Searching for Warren Haynes videos today on YouTube, I stumbled upon a few of Dave Matthews performing solo in front of a small audience in 1994. Watching it reminds me so much of the band I fell in love with for a period of time a decade ago. They feature a musician and singer who would soon find himself at the helm of a band that would go on to be considered one of the most important groups, culturally, of the 90's and 00's. He just didn't know it yet.
I am certain that many years from now, I will listen back to these early songs from the Dave Matthews Band, without the bias of seeing them as merely a band for high school kids that I used to listen to. And they will bring back some great memories.
Enjoy these two videos of both 'Best Of What's Around' and 'Lie In Our Graves'.
1 comment:
Amen to that, brother. I still remember the feeling I had at my last DMB show. It was that feeling you get a few months after you've graduated college and you decide to go back for a night to go to the same bars you frequented for four straight years.
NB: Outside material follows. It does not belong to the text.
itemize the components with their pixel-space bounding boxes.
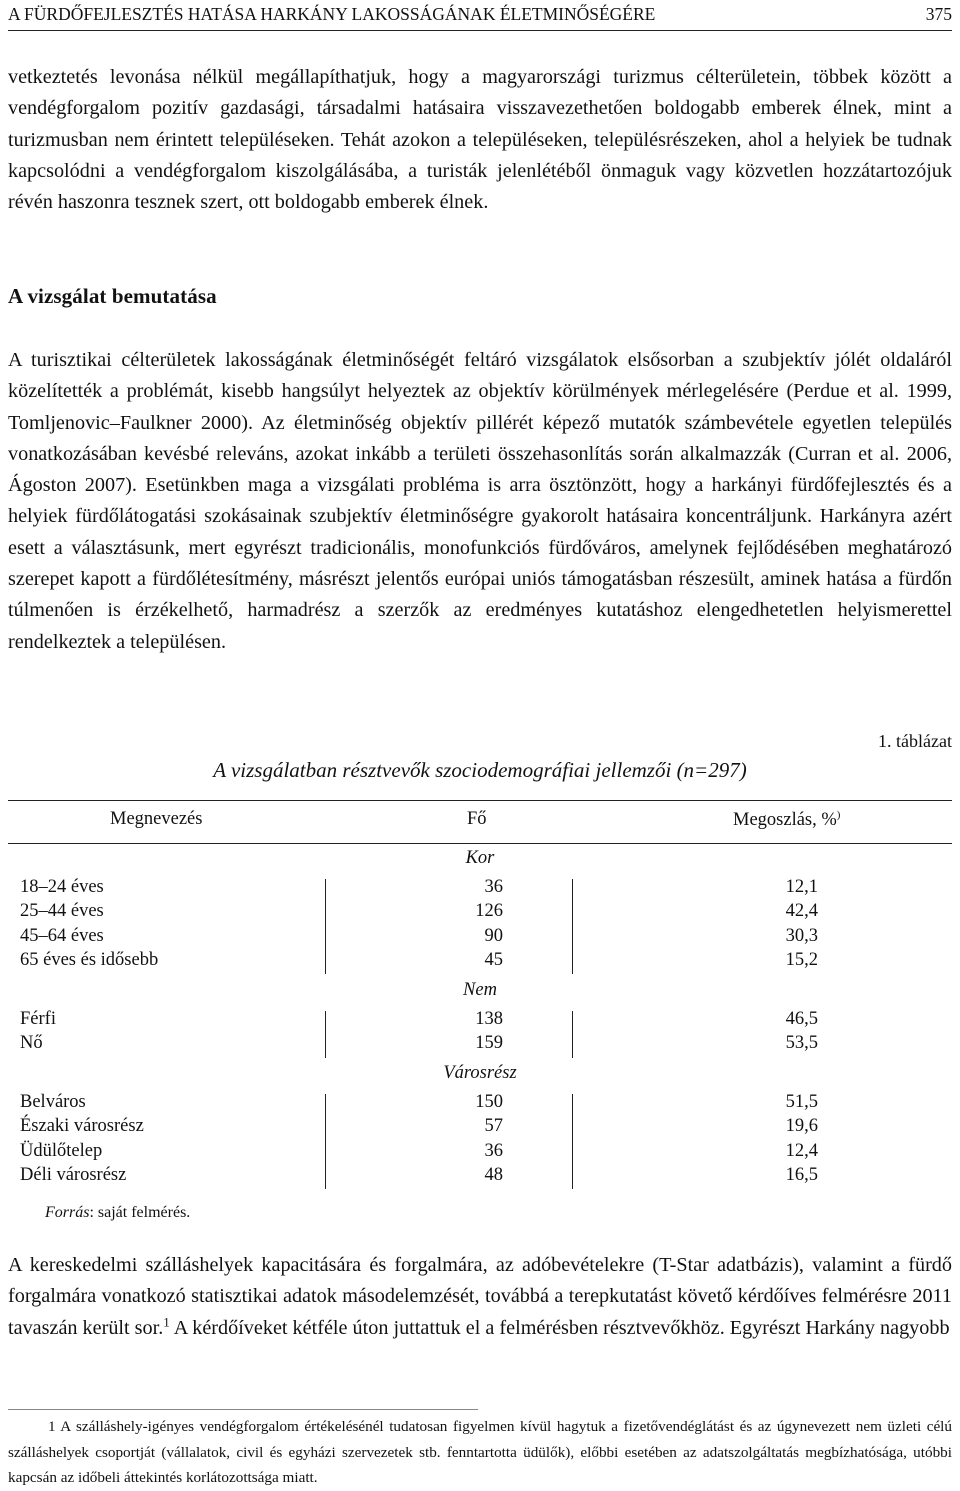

It was that same feeling of being the uninvited, out-of-place guest. That feeling that people are talking to you, but on the inside they're laughing at you for being the "old guy" trying to come back and relive college for a day.
I think it's a paranoia we all had at our respective homecoming weekends. And just like the last time I ever went to Cornerstone Bar & Grille, the last time I went to a DMB show, I left thinking, "yeah, I never need to do that again."